Search code examples
mongodbapache-kafkaapache-kafka-connectmongodb-kafka-connector

In Kafka, the "Key" does not match the "Id" when updating the document in MongoDB


We are trying to take all the records from MongoDB to Kafka using the com.mongodb.kafka.connect.MongoSourceConnector. The settings are used for connector as follows:

{
    "name": "mongo-source",
    "config": {
        "connector.class": "com.mongodb.kafka.connect.MongoSourceConnector",
        "connection.uri": "mongodb:***:27017/?authSource=admin&replicaSet=myMongoCluster&authMechanism=SCRAM-SHA-256",
        "database": "someDb",
        "collection": "someCollection",
        "output.format.value":"json",
        "output.format.key":"json",
        "key.converter.schemas.enable":"false",
        "value.converter.schemas.enable":"false",
        "key.converter":"org.apache.kafka.connect.storage.StringConverter",
        "value.converter":"org.apache.kafka.connect.storage.StringConverter",
        "publish.full.document.only": "true",
        "change.stream.full.document":"updateLookup",
        "copy.existing": "true"
    }
}

When all documents are initially uploaded from MongoDB to Kafka, the "key" corresponds to the "id" from Mongo document:

{"_id": {"_id": {"$oid": "5e54fd0fbb5b5a7d35737232"}, "copyingData": true}}

But when a document in MongoDB is updated, an update with a different "key" gets into Kafka:

{"_id": {"_data": "82627B2EF6000000022B022C0100296E5A1004A47945EC361D42A083988C14D982069C46645F696400645F0FED2B3A35686E505F5ECA0004"}}

Thus, the consumer cannot identify the initially uploaded document and update for it.
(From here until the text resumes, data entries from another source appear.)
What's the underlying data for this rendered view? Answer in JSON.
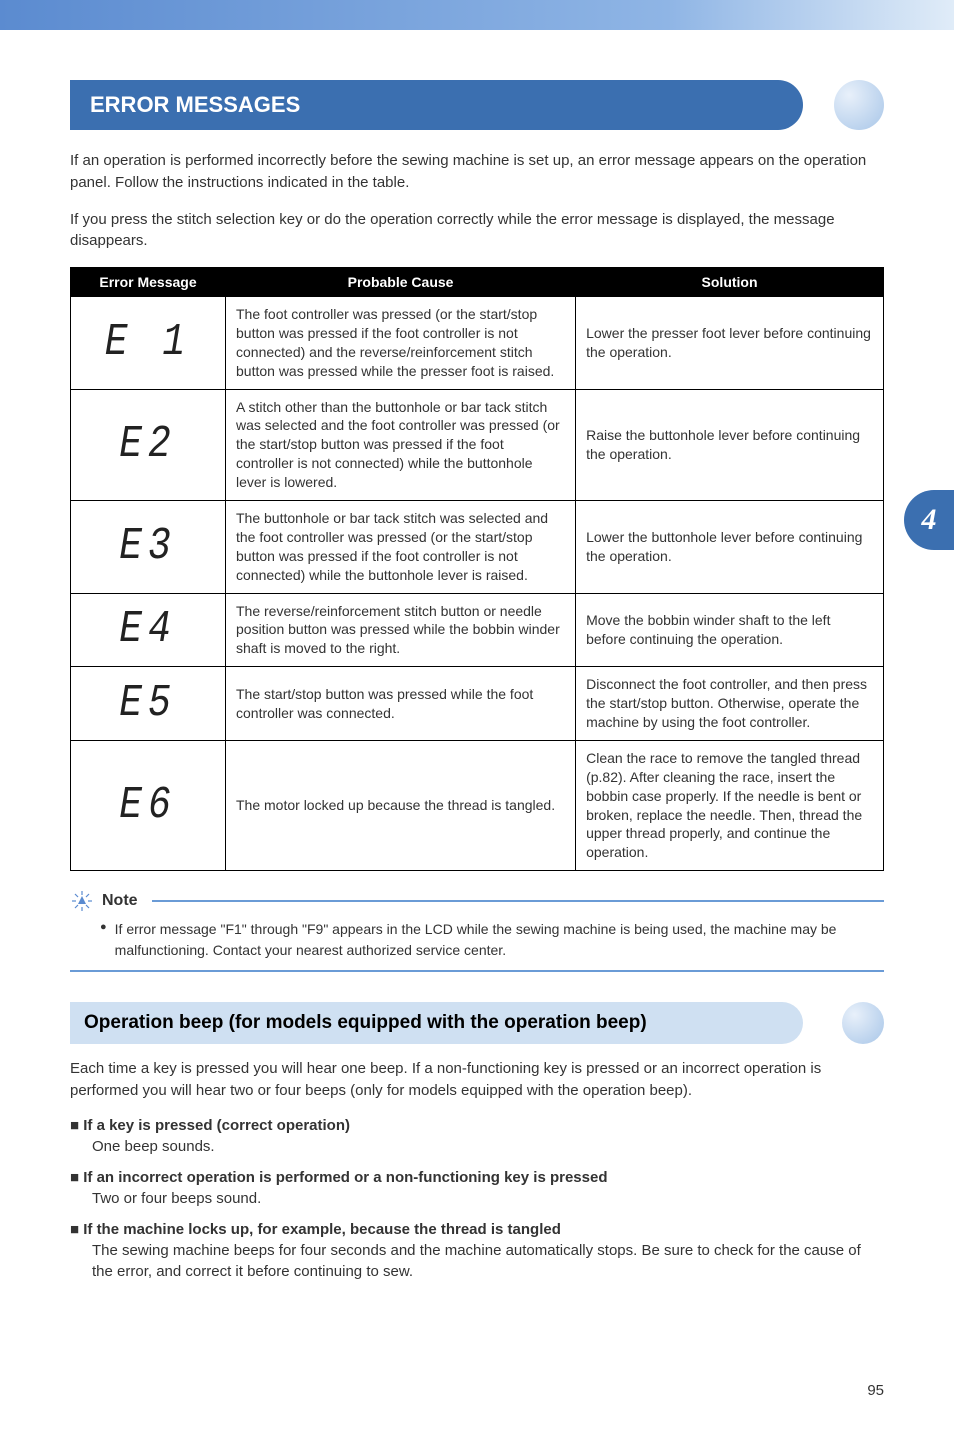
{
  "header": {
    "title": "ERROR MESSAGES"
  },
  "intro": {
    "p1": "If an operation is performed incorrectly before the sewing machine is set up, an error message appears on the operation panel. Follow the instructions indicated in the table.",
    "p2": "If you press the stitch selection key or do the operation correctly while the error message is displayed, the message disappears."
  },
  "table": {
    "headers": {
      "c1": "Error Message",
      "c2": "Probable Cause",
      "c3": "Solution"
    },
    "rows": [
      {
        "code": "E1",
        "display": "E 1",
        "cause": "The foot controller was pressed (or the start/stop button was pressed if the foot controller is not connected) and the reverse/reinforcement stitch button was pressed while the presser foot is raised.",
        "solution": "Lower the presser foot lever before continuing the operation."
      },
      {
        "code": "E2",
        "display": "E2",
        "cause": "A stitch other than the buttonhole or bar tack stitch was selected and the foot controller was pressed (or the start/stop button was pressed if the foot controller is not connected) while the buttonhole lever is lowered.",
        "solution": "Raise the buttonhole lever before continuing the operation."
      },
      {
        "code": "E3",
        "display": "E3",
        "cause": "The buttonhole or bar tack stitch was selected and the foot controller was pressed (or the start/stop button was pressed if the foot controller is not connected) while the buttonhole lever is raised.",
        "solution": "Lower the buttonhole lever before continuing the operation."
      },
      {
        "code": "E4",
        "display": "E4",
        "cause": "The reverse/reinforcement stitch button or needle position button was pressed while the bobbin winder shaft is moved to the right.",
        "solution": "Move the bobbin winder shaft to the left before continuing the operation."
      },
      {
        "code": "E5",
        "display": "E5",
        "cause": "The start/stop button was pressed while the foot controller was connected.",
        "solution": "Disconnect the foot controller, and then press the start/stop button. Otherwise, operate the machine by using the foot controller."
      },
      {
        "code": "E6",
        "display": "E6",
        "cause": "The motor locked up because the thread is tangled.",
        "solution": "Clean the race to remove the tangled thread (p.82). After cleaning the race, insert the bobbin case properly. If the needle is bent or broken, replace the needle. Then, thread the upper thread properly, and continue the operation."
      }
    ]
  },
  "note": {
    "label": "Note",
    "body": "If error message \"F1\" through \"F9\" appears in the LCD while the sewing machine is being used, the machine may be malfunctioning. Contact your nearest authorized service center."
  },
  "sub_section": {
    "title": "Operation beep (for models equipped with the operation beep)",
    "intro": "Each time a key is pressed you will hear one beep. If a non-functioning key is pressed or an incorrect operation is performed you will hear two or four beeps (only for models equipped with the operation beep).",
    "items": [
      {
        "title": "If a key is pressed (correct operation)",
        "body": "One beep sounds."
      },
      {
        "title": "If an incorrect operation is performed or a non-functioning key is pressed",
        "body": "Two or four beeps sound."
      },
      {
        "title": "If the machine locks up, for example, because the thread is tangled",
        "body": "The sewing machine beeps for four seconds and the machine automatically stops. Be sure to check for the cause of the error, and correct it before continuing to sew."
      }
    ]
  },
  "side_tab": "4",
  "page_number": "95",
  "colors": {
    "primary_blue": "#3b6fb0",
    "light_blue": "#cfe0f2",
    "rule_blue": "#6a9bd6",
    "gradient_top_bar": [
      "#5b8bd0",
      "#e0ecf8"
    ]
  }
}
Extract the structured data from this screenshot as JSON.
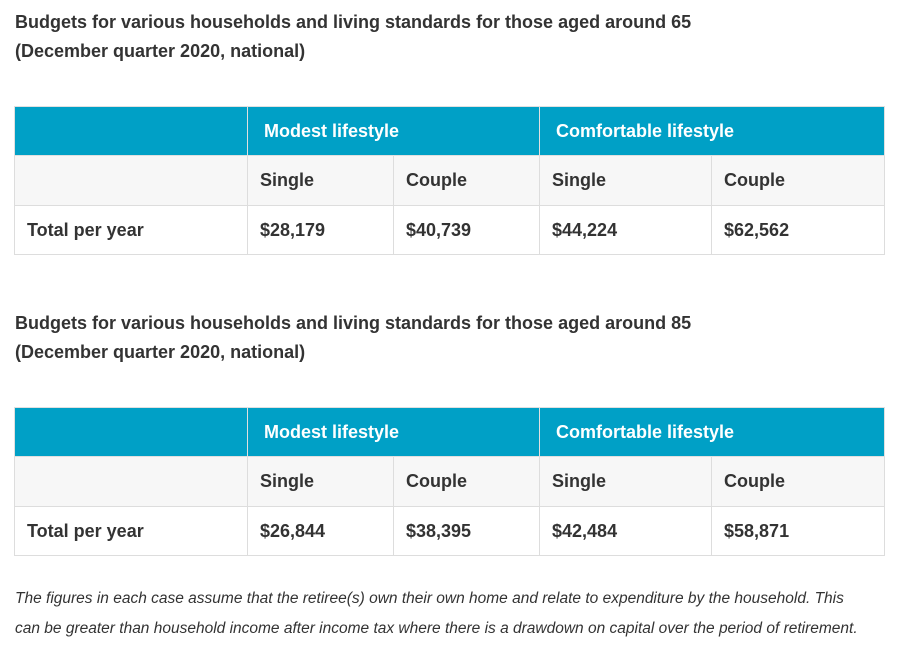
{
  "tables": [
    {
      "heading_line1": "Budgets for various households and living standards for those aged around 65",
      "heading_line2": "(December quarter 2020, national)",
      "groups": [
        "Modest lifestyle",
        "Comfortable lifestyle"
      ],
      "subheaders": [
        "Single",
        "Couple",
        "Single",
        "Couple"
      ],
      "row_label": "Total per year",
      "values": [
        "$28,179",
        "$40,739",
        "$44,224",
        "$62,562"
      ]
    },
    {
      "heading_line1": "Budgets for various households and living standards for those aged around 85",
      "heading_line2": "(December quarter 2020, national)",
      "groups": [
        "Modest lifestyle",
        "Comfortable lifestyle"
      ],
      "subheaders": [
        "Single",
        "Couple",
        "Single",
        "Couple"
      ],
      "row_label": "Total per year",
      "values": [
        "$26,844",
        "$38,395",
        "$42,484",
        "$58,871"
      ]
    }
  ],
  "note": {
    "line1": "The figures in each case assume that the retiree(s) own their own home and relate to expenditure by the household. This",
    "line2": "can be greater than household income after income tax where there is a drawdown on capital over the period of retirement."
  },
  "colors": {
    "header_bg": "#00a0c6",
    "subheader_bg": "#f7f7f7",
    "border": "#dddddd",
    "text": "#333333"
  }
}
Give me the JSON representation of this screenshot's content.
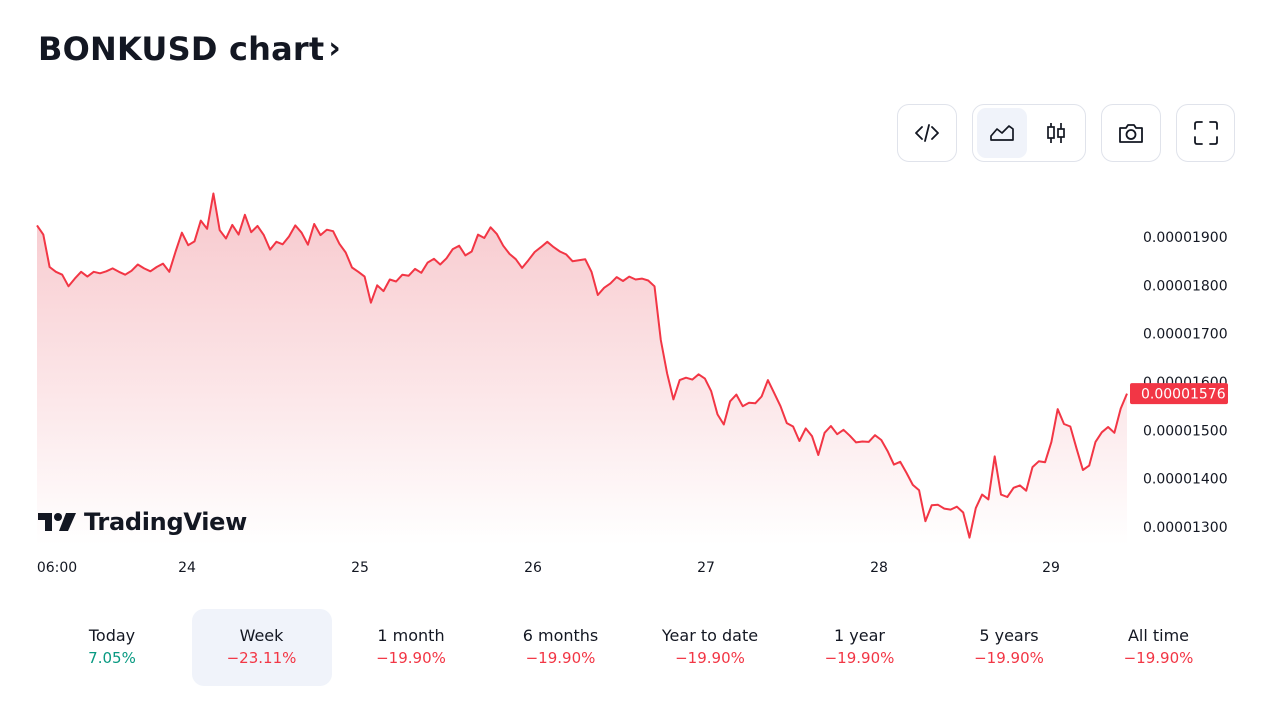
{
  "header": {
    "title": "BONKUSD chart",
    "chevron": "›"
  },
  "toolbar": {
    "embed_icon": "embed-code-icon",
    "area_icon": "area-chart-icon",
    "candles_icon": "candlestick-icon",
    "camera_icon": "camera-icon",
    "fullscreen_icon": "fullscreen-icon",
    "active_style": "area"
  },
  "branding": {
    "logo_text": "TradingView"
  },
  "colors": {
    "line": "#f23645",
    "area_top": "#f7c5ca",
    "area_bottom": "#ffffff",
    "badge": "#f23645",
    "positive": "#089981",
    "negative": "#f23645"
  },
  "chart_data": {
    "type": "area",
    "title": "",
    "xlabel": "",
    "ylabel": "",
    "x_ticks": [
      "06:00",
      "24",
      "25",
      "26",
      "27",
      "28",
      "29"
    ],
    "y_ticks": [
      "0.00001900",
      "0.00001800",
      "0.00001700",
      "0.00001600",
      "0.00001500",
      "0.00001400",
      "0.00001300"
    ],
    "ylim": [
      1.27e-05,
      2.01e-05
    ],
    "last_price": "0.00001576",
    "grid": false,
    "series": [
      {
        "values": [
          1.924e-05,
          1.905e-05,
          1.838e-05,
          1.828e-05,
          1.822e-05,
          1.798e-05,
          1.814e-05,
          1.828e-05,
          1.818e-05,
          1.828e-05,
          1.825e-05,
          1.829e-05,
          1.835e-05,
          1.828e-05,
          1.822e-05,
          1.83e-05,
          1.843e-05,
          1.835e-05,
          1.829e-05,
          1.838e-05,
          1.845e-05,
          1.828e-05,
          1.87e-05,
          1.909e-05,
          1.883e-05,
          1.891e-05,
          1.934e-05,
          1.917e-05,
          1.99e-05,
          1.914e-05,
          1.897e-05,
          1.925e-05,
          1.905e-05,
          1.946e-05,
          1.91e-05,
          1.923e-05,
          1.904e-05,
          1.874e-05,
          1.89e-05,
          1.885e-05,
          1.901e-05,
          1.924e-05,
          1.909e-05,
          1.884e-05,
          1.927e-05,
          1.904e-05,
          1.915e-05,
          1.912e-05,
          1.886e-05,
          1.868e-05,
          1.837e-05,
          1.828e-05,
          1.818e-05,
          1.764e-05,
          1.8e-05,
          1.788e-05,
          1.812e-05,
          1.808e-05,
          1.822e-05,
          1.82e-05,
          1.834e-05,
          1.826e-05,
          1.847e-05,
          1.855e-05,
          1.843e-05,
          1.856e-05,
          1.875e-05,
          1.882e-05,
          1.862e-05,
          1.87e-05,
          1.905e-05,
          1.898e-05,
          1.92e-05,
          1.906e-05,
          1.882e-05,
          1.865e-05,
          1.854e-05,
          1.836e-05,
          1.852e-05,
          1.869e-05,
          1.879e-05,
          1.89e-05,
          1.879e-05,
          1.87e-05,
          1.864e-05,
          1.85e-05,
          1.852e-05,
          1.854e-05,
          1.828e-05,
          1.78e-05,
          1.795e-05,
          1.804e-05,
          1.817e-05,
          1.809e-05,
          1.818e-05,
          1.812e-05,
          1.814e-05,
          1.81e-05,
          1.798e-05,
          1.687e-05,
          1.618e-05,
          1.564e-05,
          1.604e-05,
          1.609e-05,
          1.605e-05,
          1.616e-05,
          1.607e-05,
          1.581e-05,
          1.533e-05,
          1.512e-05,
          1.56e-05,
          1.574e-05,
          1.55e-05,
          1.557e-05,
          1.556e-05,
          1.57e-05,
          1.604e-05,
          1.577e-05,
          1.55e-05,
          1.515e-05,
          1.508e-05,
          1.478e-05,
          1.504e-05,
          1.488e-05,
          1.449e-05,
          1.495e-05,
          1.509e-05,
          1.492e-05,
          1.501e-05,
          1.489e-05,
          1.475e-05,
          1.477e-05,
          1.476e-05,
          1.49e-05,
          1.48e-05,
          1.457e-05,
          1.429e-05,
          1.435e-05,
          1.412e-05,
          1.387e-05,
          1.376e-05,
          1.312e-05,
          1.345e-05,
          1.346e-05,
          1.338e-05,
          1.336e-05,
          1.342e-05,
          1.33e-05,
          1.278e-05,
          1.339e-05,
          1.367e-05,
          1.357e-05,
          1.446e-05,
          1.367e-05,
          1.362e-05,
          1.381e-05,
          1.386e-05,
          1.375e-05,
          1.424e-05,
          1.436e-05,
          1.434e-05,
          1.476e-05,
          1.544e-05,
          1.513e-05,
          1.508e-05,
          1.462e-05,
          1.418e-05,
          1.427e-05,
          1.476e-05,
          1.496e-05,
          1.507e-05,
          1.495e-05,
          1.545e-05,
          1.576e-05
        ]
      }
    ]
  },
  "periods": [
    {
      "label": "Today",
      "value": "7.05%",
      "sign": "pos",
      "active": false
    },
    {
      "label": "Week",
      "value": "−23.11%",
      "sign": "neg",
      "active": true
    },
    {
      "label": "1 month",
      "value": "−19.90%",
      "sign": "neg",
      "active": false
    },
    {
      "label": "6 months",
      "value": "−19.90%",
      "sign": "neg",
      "active": false
    },
    {
      "label": "Year to date",
      "value": "−19.90%",
      "sign": "neg",
      "active": false
    },
    {
      "label": "1 year",
      "value": "−19.90%",
      "sign": "neg",
      "active": false
    },
    {
      "label": "5 years",
      "value": "−19.90%",
      "sign": "neg",
      "active": false
    },
    {
      "label": "All time",
      "value": "−19.90%",
      "sign": "neg",
      "active": false
    }
  ]
}
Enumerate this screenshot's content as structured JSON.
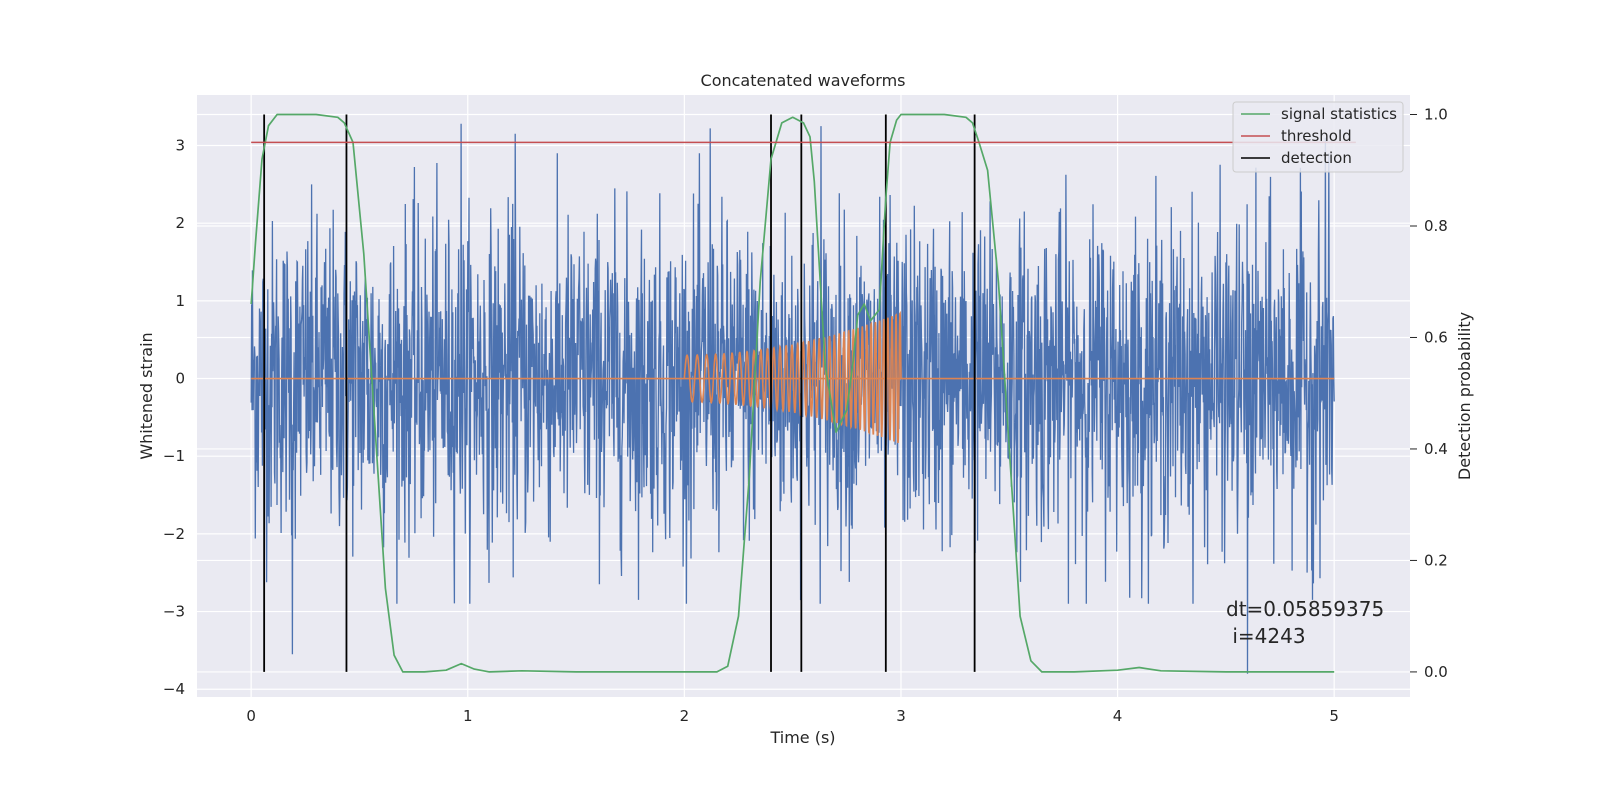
{
  "chart_data": {
    "type": "line",
    "title": "Concatenated waveforms",
    "xlabel": "Time (s)",
    "ylabel": "Whitened strain",
    "y2label": "Detection probability",
    "xlim": [
      -0.25,
      5.35
    ],
    "ylim": [
      -4.1,
      3.65
    ],
    "y2lim": [
      -0.045,
      1.035
    ],
    "x_ticks": [
      0,
      1,
      2,
      3,
      4,
      5
    ],
    "y_ticks": [
      -4,
      -3,
      -2,
      -1,
      0,
      1,
      2,
      3
    ],
    "y2_ticks": [
      0.0,
      0.2,
      0.4,
      0.6,
      0.8,
      1.0
    ],
    "x_tick_labels": [
      "0",
      "1",
      "2",
      "3",
      "4",
      "5"
    ],
    "y_tick_labels": [
      "−4",
      "−3",
      "−2",
      "−1",
      "0",
      "1",
      "2",
      "3"
    ],
    "y2_tick_labels": [
      "0.0",
      "0.2",
      "0.4",
      "0.6",
      "0.8",
      "1.0"
    ],
    "grid": true,
    "legend_position": "top-right",
    "legend": [
      "signal statistics",
      "threshold",
      "detection"
    ],
    "colors": {
      "strain": "#4c72b0",
      "injection": "#dd8452",
      "signal_statistics": "#55a868",
      "threshold": "#c44e52",
      "detection": "#000000",
      "axes_bg": "#eaeaf2",
      "grid": "#ffffff"
    },
    "series": [
      {
        "name": "strain",
        "axis": "left",
        "x_range": [
          0,
          5
        ],
        "typical_amplitude": 1.0,
        "peaks": [
          {
            "x": 0.97,
            "y": 3.28
          },
          {
            "x": 1.22,
            "y": 3.15
          },
          {
            "x": 2.12,
            "y": 3.22
          },
          {
            "x": 2.63,
            "y": 3.25
          },
          {
            "x": 4.96,
            "y": 3.1
          },
          {
            "x": 4.6,
            "y": -3.8
          },
          {
            "x": 0.19,
            "y": -3.55
          },
          {
            "x": 4.9,
            "y": -2.85
          }
        ]
      },
      {
        "name": "injection",
        "axis": "left",
        "x_range": [
          2.0,
          3.0
        ],
        "amplitude_start": 0.3,
        "amplitude_end": 0.85,
        "freq_start_hz": 20,
        "freq_end_hz": 55,
        "baseline_y": 0
      },
      {
        "name": "signal statistics",
        "axis": "right",
        "x": [
          0.0,
          0.02,
          0.05,
          0.08,
          0.12,
          0.2,
          0.3,
          0.4,
          0.43,
          0.47,
          0.52,
          0.57,
          0.62,
          0.66,
          0.7,
          0.8,
          0.9,
          0.97,
          1.03,
          1.1,
          1.25,
          1.5,
          2.0,
          2.15,
          2.2,
          2.25,
          2.3,
          2.35,
          2.4,
          2.45,
          2.5,
          2.55,
          2.58,
          2.6,
          2.65,
          2.7,
          2.75,
          2.78,
          2.8,
          2.83,
          2.86,
          2.9,
          2.93,
          2.95,
          2.98,
          3.0,
          3.1,
          3.2,
          3.3,
          3.33,
          3.36,
          3.4,
          3.45,
          3.5,
          3.55,
          3.6,
          3.65,
          3.7,
          3.8,
          4.0,
          4.1,
          4.2,
          4.5,
          5.0
        ],
        "y": [
          0.66,
          0.77,
          0.92,
          0.98,
          1.0,
          1.0,
          1.0,
          0.995,
          0.985,
          0.95,
          0.75,
          0.45,
          0.15,
          0.03,
          0.0,
          0.0,
          0.003,
          0.015,
          0.005,
          0.0,
          0.002,
          0.0,
          0.0,
          0.0,
          0.01,
          0.1,
          0.35,
          0.7,
          0.92,
          0.985,
          0.995,
          0.985,
          0.96,
          0.88,
          0.55,
          0.43,
          0.47,
          0.56,
          0.64,
          0.66,
          0.63,
          0.65,
          0.85,
          0.95,
          0.99,
          1.0,
          1.0,
          1.0,
          0.995,
          0.985,
          0.95,
          0.9,
          0.7,
          0.4,
          0.1,
          0.02,
          0.0,
          0.0,
          0.0,
          0.003,
          0.008,
          0.002,
          0.0,
          0.0
        ]
      },
      {
        "name": "threshold",
        "axis": "right",
        "x": [
          0,
          5.1
        ],
        "y": [
          0.95,
          0.95
        ]
      }
    ],
    "detections": [
      0.06,
      0.44,
      2.4,
      2.54,
      2.93,
      3.34
    ],
    "annotation": {
      "line1": "dt=0.05859375",
      "line2": " i=4243"
    }
  }
}
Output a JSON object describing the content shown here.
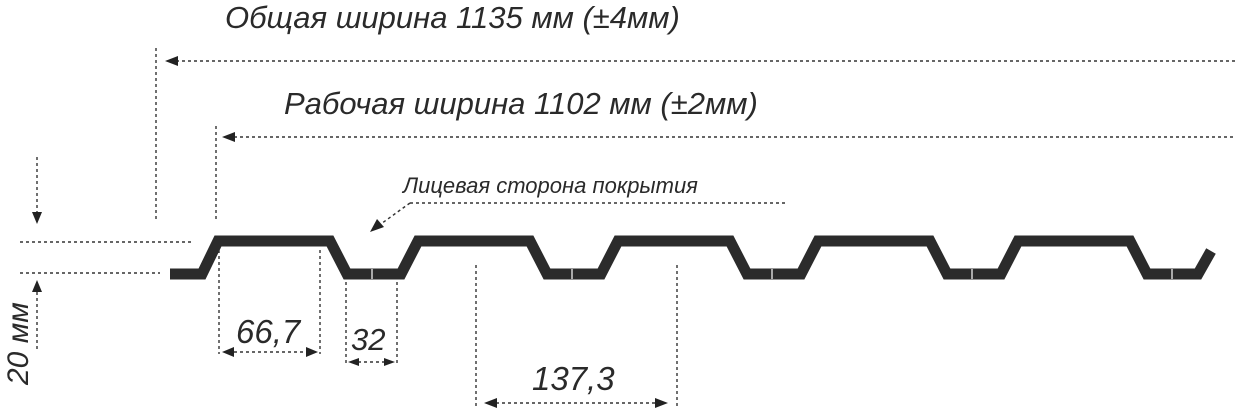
{
  "labels": {
    "total_width": "Общая ширина 1135 мм  (±4мм)",
    "working_width": "Рабочая ширина 1102 мм  (±2мм)",
    "face_side": "Лицевая сторона покрытия",
    "height": "20 мм",
    "top_flat": "66,7",
    "bottom_flat": "32",
    "pitch": "137,3"
  },
  "colors": {
    "profile": "#2b2b2b",
    "text": "#2a2a2a"
  }
}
Please help me find which settings on the Kafka, Connector or MongoDB side are responsible for this and how I can change the "Key" in Kafka to the same as during the initial upload.


Solution

  • We were facing the same issue and after some search we started using the following config. We defined a avro schema to extract the output schema key. The key is generated consistently and looks like

    Struct{fullDocument._id=e2ce4bfe-d03a-4192-830d-895df5a4b095}

    Here "e2ce4bfe-d03a-4192-830d-895df5a4b095" is the document id.

    {
      "change.stream.full.document" : "updateLookup",
      "connection.uri" : "<connection_uri>",
      "connector.class" : "com.mongodb.kafka.connect.MongoSourceConnector",
      "collection": "someCollection",
      "copy.existing" : "true",
      "database" : "someDb",
      "key.converter" : "org.apache.kafka.connect.storage.StringConverter",
      "key.converter.schemas.enable" : "false",
      "key.serializer" : "org.apache.kafka.connect.storage.StringConverter",
      "name" : "mongo-source",
      "output.format.key" : "schema",
      "output.json.formatter" : "com.mongodb.kafka.connect.source.json.formatter.SimplifiedJson"
      "publish.full.document.only" : "true",
      "output.schema.key": "{\"type\":\"record\",\"name\":\"keySchema\",\"fields\":[{\"name\":\"fullDocument._id\",\"type\":\"string\"}]}",      
      "tasks.max" : "1",
      "value.converter" : "org.apache.kafka.connect.storage.StringConverter",
      "value.converter.schemas.enable" : "false"
    }